Pertambangan
Gubernur Sarundajang: Penambangan Bijih Besi Pulau Bangka Perlu Kajian Mendalam
Kementerian Kelautan dan Perikanan bersama Kementerian Pariwisata dan Ekonomi Kreatif juga melakukan kajian.
"Kementerian Kelautan dan Perikanan bersama Kementerian Pariwisata dan Ekonomi Kreatif juga melakukan kajian. Pemerintah pusat juga berkepentingan untuk menentukan izin," kata Gubernur Sarundajang kepada Tribun Manado, Rabu (24/10/2012) di Hotel Gran Puri Manado.
Menurut Gubernur Sarundajang, sebenarnya tambang di Pulau Bangka itu letaknya tidak berada di pesisir pantai, melainkan di dataran tinggi atau bukit. Untuk itu perlu juga dipikirkan rumah-rumah yang berada di kawasan tersebut.

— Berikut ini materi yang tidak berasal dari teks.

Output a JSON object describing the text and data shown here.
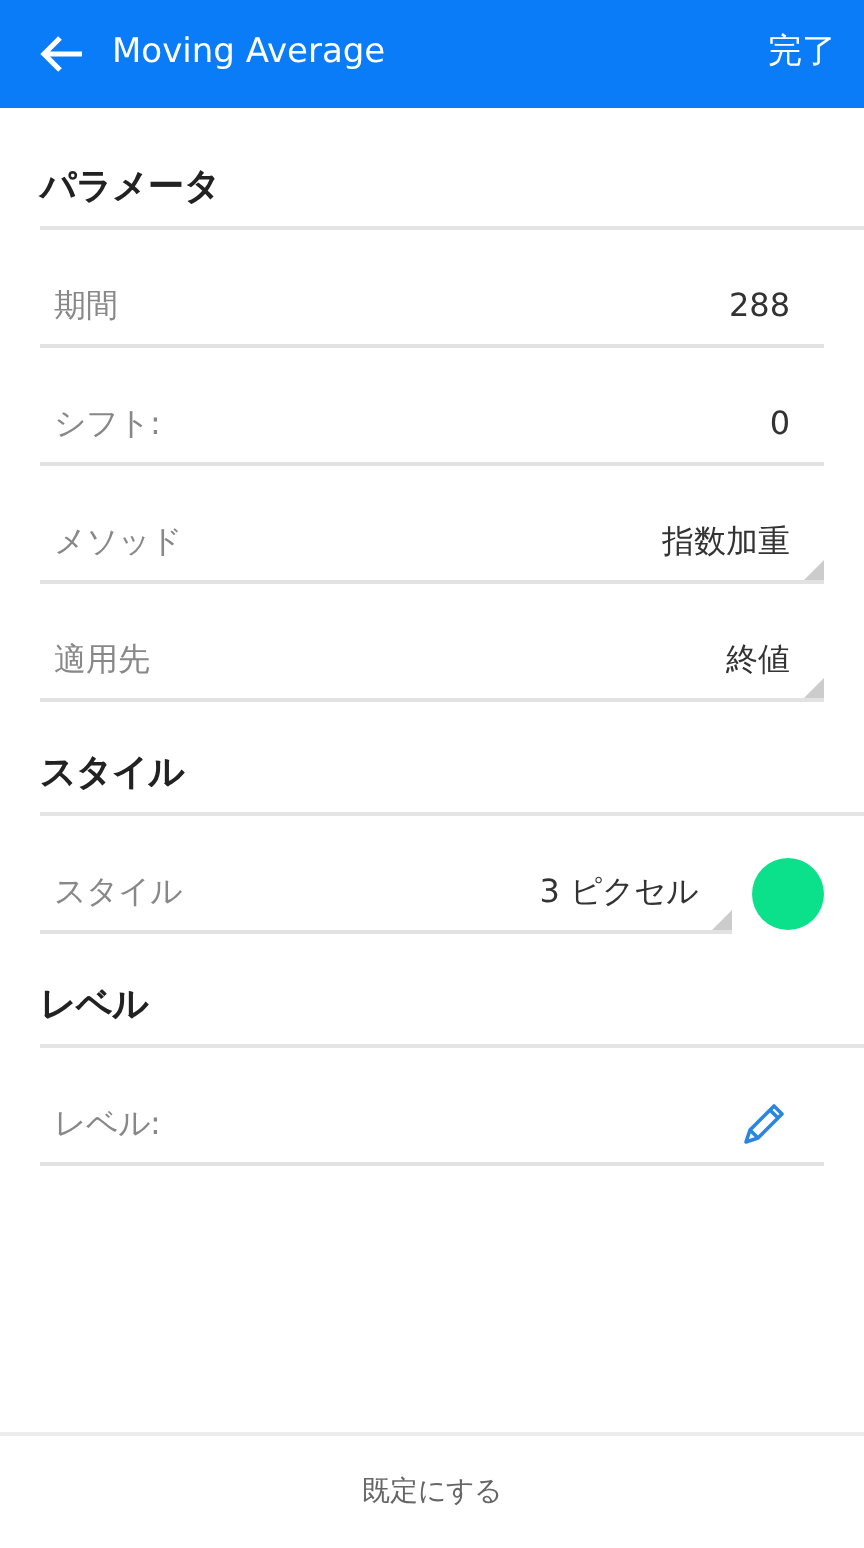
{
  "header": {
    "title": "Moving Average",
    "done": "完了"
  },
  "sections": [
    {
      "title": "パラメータ",
      "fields": [
        {
          "kind": "input",
          "label": "期間",
          "value": "288"
        },
        {
          "kind": "input",
          "label": "シフト:",
          "value": "0"
        },
        {
          "kind": "select",
          "label": "メソッド",
          "value": "指数加重"
        },
        {
          "kind": "select",
          "label": "適用先",
          "value": "終値"
        }
      ]
    },
    {
      "title": "スタイル",
      "fields": [
        {
          "kind": "style",
          "label": "スタイル",
          "value": "3 ピクセル",
          "color": "#0be08a"
        }
      ]
    },
    {
      "title": "レベル",
      "fields": [
        {
          "kind": "edit",
          "label": "レベル:"
        }
      ]
    }
  ],
  "footer": {
    "button": "既定にする"
  }
}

"Izin eksplorasi memang dikeluarkan Bupati (Minahasa Utara). Eksplorasi itu untuk mendapatkan sampel, agar diketahui secara persis kandungan bijih besi. Pemerintah pusat, Kementerian Kelautan dan Perikanan, serta Kementerian Pariwisata juga sudah mengetahui hal ini," jelasnya.
Namun, Gubernur Sarundajang tetap mengingatkan agar dilakukan Amdal yang benar-benar serta kajian-kajian lain, termasuk dari pemerintah pusat. Sebab, kata dia, izin itu juga akhirnya harus berasal dari pemerintah pusat.
Sementara itu, kehidupan warga yang mendiami Pulau Bangka khususnya warga Desa Kahuku 1 dan 2 terganggu semenjak dimulainya aktivitas eksplorasi penambangan biji besi oleh PT MMP sejak tahun 2008. Friksi antar warga kerap terjadi kendati mereka masih memiliki pertalian darah satu sama lain. "Memang antara kakak dan adik sering berselisih," kata Merti, warga Kahuku 1 kepada Tribun di pulau tersebut, Rabu (24/10).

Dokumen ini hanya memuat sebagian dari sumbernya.